HughieMy name is James  Durkin I am currently 60 years young, I have been married for 32 years and have two sons who we have successfully brought into adult hood without too much drama.

I have a grandson who is 7 years old and is a  delight to us all, being a grandparent is a great job all of the nice bits none of the hassle.

I work full time in  kitchen manufacturing where I hope to see out the rest of my working life.

My journey started with the classic blood in the pee story, I went to the GP who ran some bloods and heard no more about it. In my man like ways carried on with my life and did not pay this event with the attention it later deserved. My next episode was what I thought may be a Kidney stone after getting some advice from the medical help line I was advised to  seek further help if the pain continued. This was to my detriment because I did not do this. The journey really ramped up after a middle of the night dash to the local A and E due to the fact I could not pee and was in much discomfort. I was catheterised and admitted for a scan still thinking along the lines this is still kidney stones. The scan revealed an 10  cm tumour within my right kidney, this is when our world changed forever.

Three weeks later I was on the operating table and woke up less one kidney which as it turned out was cancer  grade 2 but told it was  low risk.

My next part of the story started when I opted to go under the care of the Royal Marsden Hospital instead of staying under my local general hospital. This although I did not realise at the time was the most important decision I would ever make.
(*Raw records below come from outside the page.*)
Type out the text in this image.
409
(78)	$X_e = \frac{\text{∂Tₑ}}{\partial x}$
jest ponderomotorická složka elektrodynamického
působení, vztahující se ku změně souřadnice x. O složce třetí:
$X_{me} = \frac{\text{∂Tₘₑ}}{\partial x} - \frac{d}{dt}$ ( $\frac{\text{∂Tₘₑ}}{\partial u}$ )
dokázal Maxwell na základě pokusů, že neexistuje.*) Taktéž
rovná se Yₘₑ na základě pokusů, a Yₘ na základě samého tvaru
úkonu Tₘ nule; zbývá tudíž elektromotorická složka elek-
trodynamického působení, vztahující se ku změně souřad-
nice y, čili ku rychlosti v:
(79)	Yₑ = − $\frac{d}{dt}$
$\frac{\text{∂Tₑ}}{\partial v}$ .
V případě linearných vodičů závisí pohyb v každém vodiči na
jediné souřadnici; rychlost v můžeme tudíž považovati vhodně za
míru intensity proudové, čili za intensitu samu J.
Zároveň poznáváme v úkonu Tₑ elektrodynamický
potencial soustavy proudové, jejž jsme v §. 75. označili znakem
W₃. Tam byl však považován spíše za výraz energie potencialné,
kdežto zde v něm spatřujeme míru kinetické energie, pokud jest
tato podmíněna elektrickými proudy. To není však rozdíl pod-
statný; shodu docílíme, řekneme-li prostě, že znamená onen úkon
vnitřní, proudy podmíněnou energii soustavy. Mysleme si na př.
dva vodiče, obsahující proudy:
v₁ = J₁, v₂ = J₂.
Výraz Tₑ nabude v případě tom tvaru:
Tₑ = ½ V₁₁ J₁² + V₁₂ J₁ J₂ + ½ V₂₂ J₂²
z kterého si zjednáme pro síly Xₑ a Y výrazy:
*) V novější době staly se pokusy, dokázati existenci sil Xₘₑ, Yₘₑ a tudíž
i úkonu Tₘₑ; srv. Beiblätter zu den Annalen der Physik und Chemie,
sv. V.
My grading was reassessed by them as stage 3 grade 7 omg now this was getting serious. We were told that there would be no treatment but I would be closely monitored which didn’t reassure me as much as in hindsight it should have done.

I was offered the opportunity to  join the SOURCE trial and jumped  at this as it was hope, prevention and gave us the security that I has chosen to take control of some sort of  treatment journey. The trial was for 3 years and we were very well looked after and educated during this time. I would still and would always encourage others to take up as many opportunities that they are offered in this field as it has opened my eyes to another world although it was none of this  easy for my family to understand  and also  see me suffer what they deemed as necessary side effects, they did however respect that I had to take control over what had happened to me.

We had almost got to the 3 year milestone only to be told at the routine scan that the Cancer had returned.

This was possibly one of the most scariest and upsetting days in our lives, so much to take in so little time to process all that we had been told that day.

When people describe the bottom falling out of your world apart from losing my Dad suddenly this was it !!

What now …… A life of fear and dread all wrapped up in the world of cancer.

We were very well looked after by all of the professionals that treated us that day, but the fact remains I am now stage 4 !!!

The treatment plan was discussed and over the next few months we although live in fear do also have hope. I was having some counselling which I think helped a bit ,but ongoing therapy would have helped more, it was like oh well you have had your 6 sessions now get on with your life as you see fit.

Over the last year our life’s have changed so much, I am lucky as I can still work full time to earn  my keep and stay motivated to live rather than thinking its all over for me. My wife stroke carer as I like to call her for fun is amazing she puts up with it all and puts me in my place when I get into my its all about me place. Our friends and family have become so important and I have learnt after many years to not sweat the small stuff. All that we do now has a quality even unpacking the dishwasher ha ha. Team family is strong and determined and we have found a way of living in the moment as much of each day as we can. We are not special or clever people just realistic and humble.

The KCSN has been a life line and the most interesting source  of information and support for us as a family ,we can be as involved as we feel is right for us and the inspirational way that it is run always reassures you that there’re always people fighting the corner for the normal people like us.

2012 was my initial diagnosis I am determined to live my life to the max around the inconvenience of being a Kidney Cancer Patient.